数多いる商人の中でも、一際大きく目立っていたため、それはすぐに見つかった。


折を見て、商人に声をかける。


「私、ディルック・ラベロという者ですが……」

「なんと、これはこれは。ディルック様じゃありませんか!? おぉ、お久しぶりでございます!」


どうやら、俺のことを知ってくれていたらしい。


彼らは、『メイプル商会』という商人集団だ。

国中を股にかけて、その商いを展開している大きな組織である。


王都にいた頃は、政策の連携などの関係から、親密にさせてもらっていた。


「知ってもらえていたとは、光栄です」

「そりゃ、もちろん。商人にも好意的な文官様、それも王の側近でいらっしゃる方ですから! ボスにも、名前は何度も聞いておりますよ」


まだ俺の罷免は、地方まで伝わっていないらしい。


悪気がないのは分かっていたので、言いにくいながら、事情を伝える。


「こ、これは大変失礼しました!」


途端に眉を落として、恐縮してしまった。それから、物悲しそうに西日の差し出した空を見上げる。


「しかし、そうですか……。王都で蔓延っていた粗悪品を一網打尽にしたり、規制緩和をかけあってくれたあなたのような方がいなくなるとは国も惜しいことをする」


「はは、それは買い被りすぎですよ。今は辺境の小さな村の領主ですから」


っと、そろそろ世間話も終わりにしなければなるまい。


日が暮れきてしまうと、厄介だ。


「実は、メイプル商会様に新商品として見ていただきたいものがございます。シンディー、例のものを」

「はいっ、こちらですね!」


彼女が、俺の背負っていたカバンから引っ張り出したのは、魔道具だ。


持ってきたのは、自動で水の注がれるグラスと、これまでにないほど明るいライトの二つである。


「これは、また珍妙な……」


商人さんは、懐からルーペを取り出して、まずその外装を確認する。


「これを売り物にしたいんですが、どうでしょう」

「……ふむ、見たことがない形で面白くはあるのですが」


顔つきが、一商人としての目に変わる。


だがもとより、俺への贔屓で売ってもらおうとは思っていない。


シンディーが、商人さんにそれらの使い方を教える。


「ほ、本当に水が沸いた!? しかも、なんだこの明るさ! これなら夜も商売できるほどだ……!」


やはり、本物だった。

専門職の目利きにも、敵うものだったらしい。


「ディルック様! これを売っていただけるのですか!? ライトには一つ10万ペル、コップにも一つ5……いやこれも10万ペルは固い!」


10万ペルと言えば、働き手によっては労働者の一月分の給与にもなりうる。


うん、十分な好条件だ。


「かまいません。そのために、持ってきたんですよ。あなた方なら信頼もできます。ただ、一つ条件が」

「……そ、それは?」


ごくり、商人さんが生唾をくだす音が聞こえる。


「私の領地・テンマ村まで、キャラバンの足を伸ばしてほしいのです。後は適正額でお売りしますゆえ」

「テンマといえば、あの海沿いの村ですか。たしか、かなり小さな集落だったような覚えがあるのですが……。

 それもかなり遠かったような」


そう、地理的には不利である。


商売にかかる経費や、道中のリスクを思えば、なかなか難しい側面もあるのは理解していた。


けれど、俺は引かない。


「えぇ、でも土地は有り余ってますし、逆にいえば伸び代はたっぷりです。

 それに、この魔道具はその村で作る予定です。

 この商品を販売できるのなら、補って余りあると思いますよ」


錬金術という魔法はたしかに奇特だが、決して奇跡を起こすような魔法ではない。


今は、シンディーと俺しか作れないが、きちんと分析をすれば、量産することだって可能なはずである。

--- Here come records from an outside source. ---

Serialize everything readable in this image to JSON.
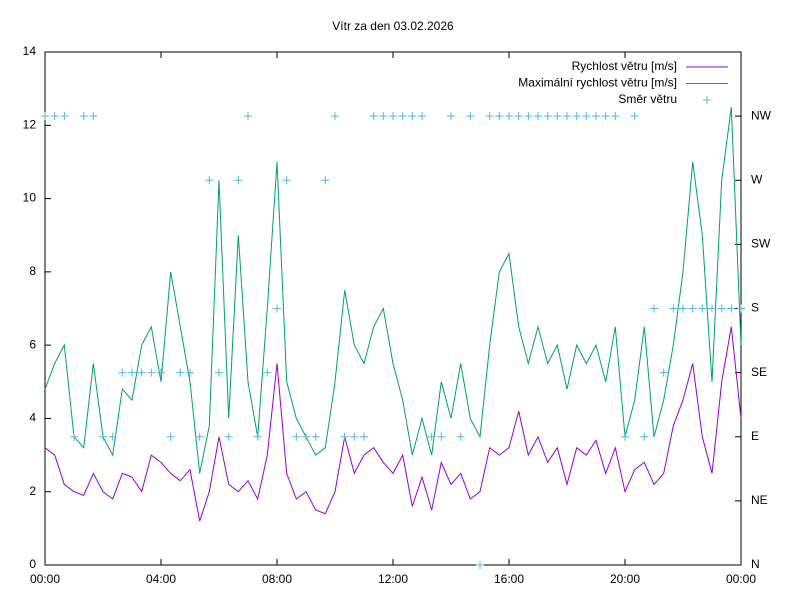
{
  "chart_data": {
    "type": "line",
    "title": "Vítr za den 03.02.2026",
    "x": [
      0,
      20,
      40,
      60,
      80,
      100,
      120,
      140,
      160,
      180,
      200,
      220,
      240,
      260,
      280,
      300,
      320,
      340,
      360,
      380,
      400,
      420,
      440,
      460,
      480,
      500,
      520,
      540,
      560,
      580,
      600,
      620,
      640,
      660,
      680,
      700,
      720,
      740,
      760,
      780,
      800,
      820,
      840,
      860,
      880,
      900,
      920,
      940,
      960,
      980,
      1000,
      1020,
      1040,
      1060,
      1080,
      1100,
      1120,
      1140,
      1160,
      1180,
      1200,
      1220,
      1240,
      1260,
      1280,
      1300,
      1320,
      1340,
      1360,
      1380,
      1400,
      1420,
      1440
    ],
    "xlim": [
      0,
      1440
    ],
    "xticks": [
      {
        "value": 0,
        "label": "00:00"
      },
      {
        "value": 240,
        "label": "04:00"
      },
      {
        "value": 480,
        "label": "08:00"
      },
      {
        "value": 720,
        "label": "12:00"
      },
      {
        "value": 960,
        "label": "16:00"
      },
      {
        "value": 1200,
        "label": "20:00"
      },
      {
        "value": 1440,
        "label": "00:00"
      }
    ],
    "ylim": [
      0,
      14
    ],
    "yticks": [
      0,
      2,
      4,
      6,
      8,
      10,
      12,
      14
    ],
    "y2lim": [
      0,
      360
    ],
    "y2ticks": [
      {
        "value": 0,
        "label": "N"
      },
      {
        "value": 45,
        "label": "NE"
      },
      {
        "value": 90,
        "label": "E"
      },
      {
        "value": 135,
        "label": "SE"
      },
      {
        "value": 180,
        "label": "S"
      },
      {
        "value": 225,
        "label": "SW"
      },
      {
        "value": 270,
        "label": "W"
      },
      {
        "value": 315,
        "label": "NW"
      }
    ],
    "legend": "top-right",
    "series": [
      {
        "name": "Rychlost větru [m/s]",
        "color": "#9400d3",
        "mark": "line",
        "values": [
          3.2,
          3.0,
          2.2,
          2.0,
          1.9,
          2.5,
          2.0,
          1.8,
          2.5,
          2.4,
          2.0,
          3.0,
          2.8,
          2.5,
          2.3,
          2.6,
          1.2,
          2.0,
          3.5,
          2.2,
          2.0,
          2.3,
          1.8,
          3.0,
          5.5,
          2.5,
          1.8,
          2.0,
          1.5,
          1.4,
          2.0,
          3.5,
          2.5,
          3.0,
          3.2,
          2.8,
          2.5,
          3.0,
          1.6,
          2.4,
          1.5,
          2.8,
          2.2,
          2.5,
          1.8,
          2.0,
          3.2,
          3.0,
          3.2,
          4.2,
          3.0,
          3.5,
          2.8,
          3.2,
          2.2,
          3.2,
          3.0,
          3.4,
          2.5,
          3.2,
          2.0,
          2.6,
          2.8,
          2.2,
          2.5,
          3.8,
          4.5,
          5.5,
          3.5,
          2.5,
          5.0,
          6.5,
          4.0
        ]
      },
      {
        "name": "Maximální rychlost větru [m/s]",
        "color": "#009e73",
        "mark": "line",
        "values": [
          4.8,
          5.5,
          6.0,
          3.5,
          3.2,
          5.5,
          3.5,
          3.0,
          4.8,
          4.5,
          6.0,
          6.5,
          5.0,
          8.0,
          6.5,
          5.0,
          2.5,
          3.8,
          10.5,
          4.0,
          9.0,
          5.0,
          3.5,
          7.0,
          11.0,
          5.0,
          4.0,
          3.5,
          3.0,
          3.2,
          5.0,
          7.5,
          6.0,
          5.5,
          6.5,
          7.0,
          5.5,
          4.5,
          3.0,
          4.0,
          3.0,
          5.0,
          4.0,
          5.5,
          4.0,
          3.5,
          6.0,
          8.0,
          8.5,
          6.5,
          5.5,
          6.5,
          5.5,
          6.0,
          4.8,
          6.0,
          5.5,
          6.0,
          5.0,
          6.5,
          3.5,
          4.5,
          6.5,
          3.5,
          4.5,
          6.0,
          8.0,
          11.0,
          9.0,
          5.0,
          10.5,
          12.5,
          6.0
        ]
      },
      {
        "name": "Směr větru",
        "color": "#56b4e9",
        "mark": "plus",
        "axis": "y2",
        "values": [
          315,
          315,
          315,
          90,
          315,
          315,
          90,
          90,
          135,
          135,
          135,
          135,
          135,
          90,
          135,
          135,
          90,
          270,
          135,
          90,
          270,
          315,
          90,
          135,
          180,
          270,
          90,
          90,
          90,
          270,
          315,
          90,
          90,
          90,
          315,
          315,
          315,
          315,
          315,
          315,
          90,
          90,
          315,
          90,
          315,
          0,
          315,
          315,
          315,
          315,
          315,
          315,
          315,
          315,
          315,
          315,
          315,
          315,
          315,
          315,
          90,
          315,
          90,
          180,
          135,
          180,
          180,
          180,
          180,
          180,
          180,
          180,
          180
        ]
      }
    ]
  }
}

「ただ、あそこは人攫いが出ると言う話もありますし……」

「あぁ。それなら、今日、退治したところですよ。問題ありません」

「そ、そんなまさか! かなり厄介な奴らだったのに」


信じてもらうため、俺は警備隊に受け取った感謝状を見せる。


商人さんは一読して、口をあんぐり開けていた。


自信を持って言う俺の顔を見返し、強く何度も頷く。


「それならば、ぜひルートに加えさせていただきましょう! 私どものグループで、今度そちらまでお伺いいたします!」


こう決断してくれた。


俺は、商人と握手を交わし、シンディーと軽く手を合わせるのであった。